Hellman: With PERS reformed, what about our other bad financial decisions?
It seems like every time you hear or watch the news about looming school cutbacks, there is also a story about the PERS burden on the state budget. I pay attention to these stories, because as a retired teacher receiving PERS, I haven't stopped caring about the community.
There's no question that irresponsible decisions made years ago have greatly added to the cost of PERS to the state. The PERS obligations have been declared a legal contract by the Oregon Supreme Court, because they are. Gov. Kate Brown is exploring some creative ways for the state to meet those obligations, but that doesn't change the big picture of the PERS costs to state and local budgets.
Recently, every Republican in the Oregon Senate walked out of a session dedicated to increasing business taxes. They left signs demanding "PERS Reform First." In fact, that reform has already happened. Here's the explanation:
The irresponsible decision made by the PERS Board in the 1990s was to give full stock market returns to the many recipients who had opted to receive a fixed rate of 8% return (the average return of stock markets to that time) rather than unadjusted stock market returns, higher or lower than 8%. When those "Tier One" people on the fixed account retired (including myself), the amount of money in their accounts that had to be matched by the government was higher than otherwise because of the extra payments. These higher costs ramified through the years, leading to the current problem.
But the important point is that both the "money match" and guaranteed rate of return that caused the increased costs were reformed out of PERS years ago. Anyone hired after 1996 lost any guaranteed rate of return, and anyone hired after 2003 lost the money match. The major PERS reform has already occurred, and the majority of current public employees have a much lesser retirement plan as a result. They should be left alone. Teachers are already leaving the profession at near-record rates.

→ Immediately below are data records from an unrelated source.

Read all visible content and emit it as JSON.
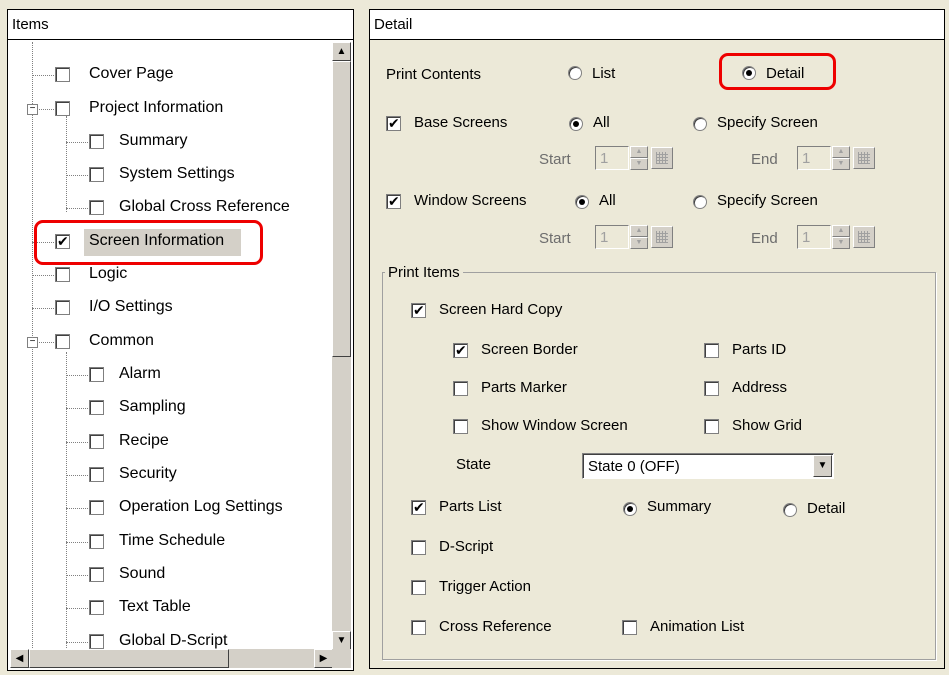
{
  "left": {
    "header": "Items",
    "tree": [
      {
        "label": "Cover Page",
        "checked": false
      },
      {
        "label": "Project Information",
        "checked": false
      },
      {
        "label": "Summary",
        "checked": false
      },
      {
        "label": "System Settings",
        "checked": false
      },
      {
        "label": "Global Cross Reference",
        "checked": false
      },
      {
        "label": "Screen Information",
        "checked": true
      },
      {
        "label": "Logic",
        "checked": false
      },
      {
        "label": "I/O Settings",
        "checked": false
      },
      {
        "label": "Common",
        "checked": false
      },
      {
        "label": "Alarm",
        "checked": false
      },
      {
        "label": "Sampling",
        "checked": false
      },
      {
        "label": "Recipe",
        "checked": false
      },
      {
        "label": "Security",
        "checked": false
      },
      {
        "label": "Operation Log Settings",
        "checked": false
      },
      {
        "label": "Time Schedule",
        "checked": false
      },
      {
        "label": "Sound",
        "checked": false
      },
      {
        "label": "Text Table",
        "checked": false
      },
      {
        "label": "Global D-Script",
        "checked": false
      }
    ]
  },
  "right": {
    "header": "Detail",
    "print_contents": {
      "label": "Print Contents",
      "list": "List",
      "detail": "Detail",
      "selected": "Detail"
    },
    "base_screens": {
      "label": "Base Screens",
      "checked": true,
      "all": "All",
      "specify": "Specify Screen",
      "start_label": "Start",
      "start": "1",
      "end_label": "End",
      "end": "1"
    },
    "window_screens": {
      "label": "Window Screens",
      "checked": true,
      "all": "All",
      "specify": "Specify Screen",
      "start_label": "Start",
      "start": "1",
      "end_label": "End",
      "end": "1"
    },
    "print_items": {
      "title": "Print Items",
      "screen_hard_copy": "Screen Hard Copy",
      "screen_border": "Screen Border",
      "parts_id": "Parts ID",
      "parts_marker": "Parts Marker",
      "address": "Address",
      "show_window_screen": "Show Window Screen",
      "show_grid": "Show Grid",
      "state_label": "State",
      "state_value": "State 0 (OFF)",
      "parts_list": "Parts List",
      "summary": "Summary",
      "detail": "Detail",
      "d_script": "D-Script",
      "trigger_action": "Trigger Action",
      "cross_reference": "Cross Reference",
      "animation_list": "Animation List"
    }
  }
}
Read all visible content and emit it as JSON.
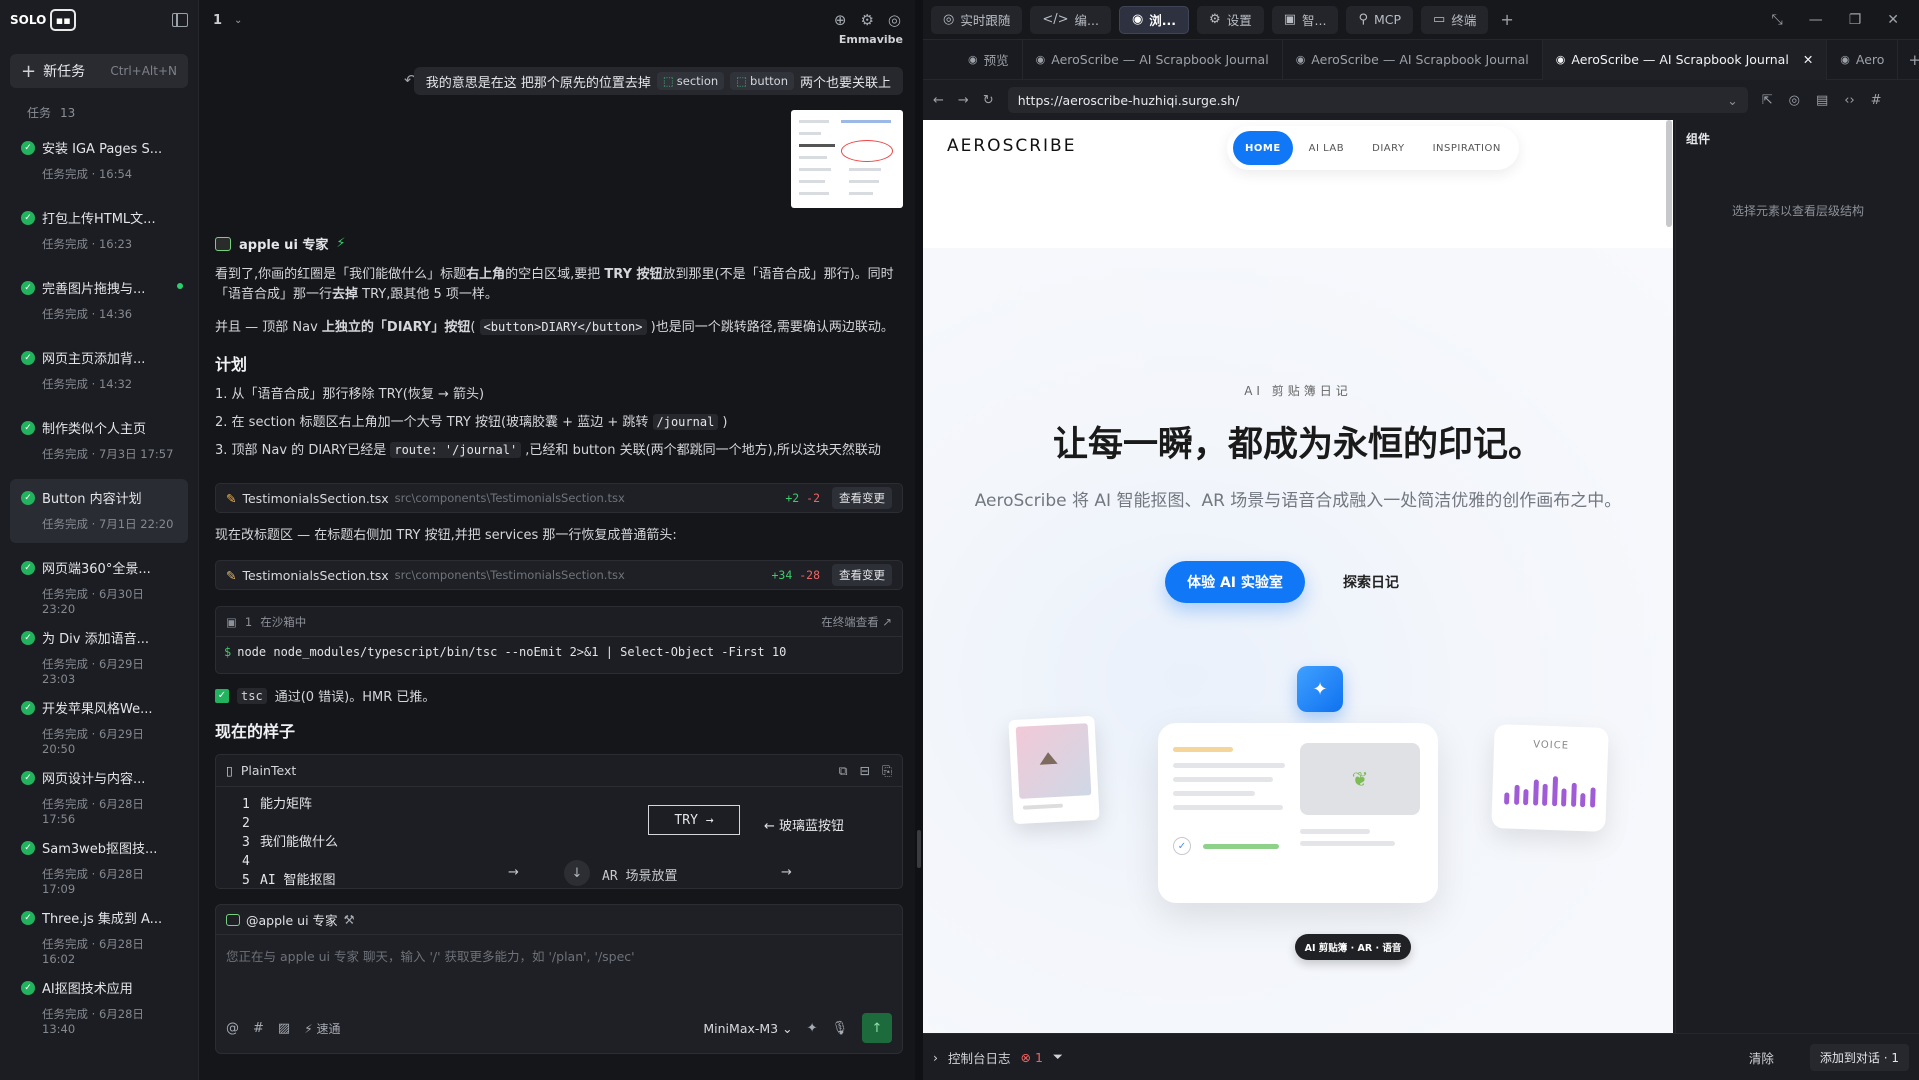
{
  "sidebar": {
    "logo": "SOLO",
    "new_task_label": "新任务",
    "new_task_hotkey": "Ctrl+Alt+N",
    "tasks_label": "任务",
    "tasks_count": "13",
    "tasks": [
      {
        "title": "安装 IGA Pages S...",
        "status": "任务完成 · 16:54"
      },
      {
        "title": "打包上传HTML文...",
        "status": "任务完成 · 16:23"
      },
      {
        "title": "完善图片拖拽与...",
        "status": "任务完成 · 14:36"
      },
      {
        "title": "网页主页添加背...",
        "status": "任务完成 · 14:32"
      },
      {
        "title": "制作类似个人主页",
        "status": "任务完成 · 7月3日 17:57"
      },
      {
        "title": "Button 内容计划",
        "status": "任务完成 · 7月1日 22:20"
      },
      {
        "title": "网页端360°全景...",
        "status": "任务完成 · 6月30日 23:20"
      },
      {
        "title": "为 Div 添加语音...",
        "status": "任务完成 · 6月29日 23:03"
      },
      {
        "title": "开发苹果风格We...",
        "status": "任务完成 · 6月29日 20:50"
      },
      {
        "title": "网页设计与内容...",
        "status": "任务完成 · 6月28日 17:56"
      },
      {
        "title": "Sam3web抠图技...",
        "status": "任务完成 · 6月28日 17:09"
      },
      {
        "title": "Three.js 集成到 A...",
        "status": "任务完成 · 6月28日 16:02"
      },
      {
        "title": "AI抠图技术应用",
        "status": "任务完成 · 6月28日 13:40"
      }
    ]
  },
  "chat": {
    "session": "1",
    "user_name": "Emmavibe",
    "user_message_pre": "我的意思是在这 把那个原先的位置去掉",
    "chip1": "section",
    "chip2": "button",
    "user_message_post": "两个也要关联上",
    "ai_name": "apple ui 专家",
    "p1a": "看到了,你画的红圈是「我们能做什么」标题",
    "p1b": "右上角",
    "p1c": "的空白区域,要把 ",
    "p1d": "TRY 按钮",
    "p1e": "放到那里(不是「语音合成」那行)。同时「语音合成」那一行",
    "p1f": "去掉",
    "p1g": " TRY,跟其他 5 项一样。",
    "p2a": "并且 — 顶部 Nav ",
    "p2b": "上独立的「DIARY」按钮",
    "p2c": "( ",
    "p2code": "<button>DIARY</button>",
    "p2d": " )也是同一个跳转路径,需要确认两边联动。",
    "plan_title": "计划",
    "plan1": "1. 从「语音合成」那行移除 TRY(恢复 → 箭头)",
    "plan2a": "2. 在 section 标题区右上角加一个大号 TRY 按钮(玻璃胶囊 + 蓝边 + 跳转 ",
    "plan2code": "/journal",
    "plan2b": " )",
    "plan3a": "3. 顶部 Nav 的 DIARY已经是 ",
    "plan3code": "route: '/journal'",
    "plan3b": " ,已经和 button 关联(两个都跳同一个地方),所以这块天然联动",
    "file1_name": "TestimonialsSection.tsx",
    "file1_path": "src\\components\\TestimonialsSection.tsx",
    "file1_add": "+2",
    "file1_del": "-2",
    "view_label": "查看变更",
    "p3": "现在改标题区 — 在标题右侧加 TRY 按钮,并把 services 那一行恢复成普通箭头:",
    "file2_name": "TestimonialsSection.tsx",
    "file2_path": "src\\components\\TestimonialsSection.tsx",
    "file2_add": "+34",
    "file2_del": "-28",
    "term_id": "1",
    "term_status": "在沙箱中",
    "term_link": "在终端查看",
    "term_cmd": "node node_modules/typescript/bin/tsc --noEmit 2>&1 | Select-Object -First 10",
    "ok_code": "tsc",
    "ok_text": "通过(0 错误)。HMR 已推。",
    "now_title": "现在的样子",
    "code_lang": "PlainText",
    "code_lines": [
      {
        "n": "1",
        "t": "能力矩阵"
      },
      {
        "n": "2",
        "t": ""
      },
      {
        "n": "3",
        "t": "我们能做什么"
      },
      {
        "n": "4",
        "t": ""
      },
      {
        "n": "5",
        "t": "AI 智能抠图"
      }
    ],
    "try_label": "TRY",
    "try_note": "← 玻璃蓝按钮",
    "ar_label": "AR 场景放置",
    "composer_agent": "@apple ui 专家",
    "composer_placeholder": "您正在与 apple ui 专家 聊天，输入 '/' 获取更多能力，如 '/plan', '/spec'",
    "speed_label": "速通",
    "model": "MiniMax-M3"
  },
  "browser": {
    "top_buttons": [
      {
        "label": "实时跟随",
        "icon": "◎"
      },
      {
        "label": "编...",
        "icon": "</>"
      },
      {
        "label": "浏...",
        "icon": "◉"
      },
      {
        "label": "设置",
        "icon": "⚙"
      },
      {
        "label": "智...",
        "icon": "▣"
      },
      {
        "label": "MCP",
        "icon": "⚲"
      },
      {
        "label": "终端",
        "icon": "▭"
      }
    ],
    "tabs": [
      {
        "label": "预览"
      },
      {
        "label": "AeroScribe — AI Scrapbook Journal"
      },
      {
        "label": "AeroScribe — AI Scrapbook Journal"
      },
      {
        "label": "AeroScribe — AI Scrapbook Journal"
      },
      {
        "label": "Aero"
      }
    ],
    "url": "https://aeroscribe-huzhiqi.surge.sh/",
    "site": {
      "brand": "AEROSCRIBE",
      "nav": [
        "HOME",
        "AI LAB",
        "DIARY",
        "INSPIRATION"
      ],
      "eyebrow": "AI 剪贴簿日记",
      "headline": "让每一瞬，都成为永恒的印记。",
      "subtitle": "AeroScribe 将 AI 智能抠图、AR 场景与语音合成融入一处简洁优雅的创作画布之中。",
      "cta_primary": "体验 AI 实验室",
      "cta_secondary": "探索日记",
      "voice_label": "VOICE",
      "badge": "AI 剪贴簿 · AR · 语音"
    },
    "inspector_title": "组件",
    "inspector_empty": "选择元素以查看层级结构",
    "console_label": "控制台日志",
    "console_errors": "1",
    "clear_label": "清除",
    "add_to_chat": "添加到对话 · 1"
  },
  "colors": {
    "accent": "#1077f6",
    "success": "#22b35e",
    "error": "#f06262",
    "voice_bars": "#a05cd6"
  }
}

The PERS problem is as much a revenue problem as an expense one. The state has made irresponsible revenue decisions that make the PERS one pale in comparison. People don't like to look at these decisions because they have led to their own tax breaks, but they can't be ignored.
Measure 5 and its following measures, which decimated property-based school operating taxes, may well have been the worst and most irresponsible financial decision the state has ever made. The free lunch sold to voters was that "something else" like a sales tax would replace property taxes that were too high so we could all cut our school operating property taxes by more than half. No replacement, aside from limited lottery dollars, was ever made.
My school operating property taxes are still less than they were in 1990 when Measure 5 was implemented. The loss of state revenue from the reduced property taxes is billions of dollars per biennium. This enormous benefit of lowered taxes was as irresponsible at the overly high PERS payments. What has been done to reform this bogus free lunch? Nothing. It is now in the constitution.
Then there is the financially crazy kicker: What kind of business could operate if, without raising its prices, when it had a good year, it had to return larger-than-expected income to its customers? This is what the kicker does, and it is totally irresponsible. No business could operate that way, and the government can't either.
The amount of kicker money lost by the state since its inception is approaching $3 billion, more than six times the entire state's rainy day fund.
What has been done to "reform" this irresponsible tax benefit? While the relatively small corporate kicker has been diverted to the rainy day fund, nothing has been done with the much larger personal kicker. With all the school troubles more than half a billion dollars will likely be refunded to taxpayers this biennium alone.
Then, of course, there are all the huge tax breaks we've given to business over the years, resulting in huge additional losses of revenue to the state. We even had a special session of the legislature to make sure Nike would not pay additional taxes.
The truth is that if we want to undo bad financial decisions, we do have to also consider the revenue side of the equation. The kicker, Measure 5 and successor property tax limitations, and business tax breaks are as unsupportable as policy as the PERS decisions were.
PERS costs are real, but the PERS system was reformed to discontinue bad policy. When will we be able to say the same about the kicker, Measure 5 and excessive business tax breaks?
Walt Hellman is a longtime member of the Hillsboro Planning and Zoning Hearings Board, a retired Hillsboro High School physics teacher, and president of his neighborhood homeowners association.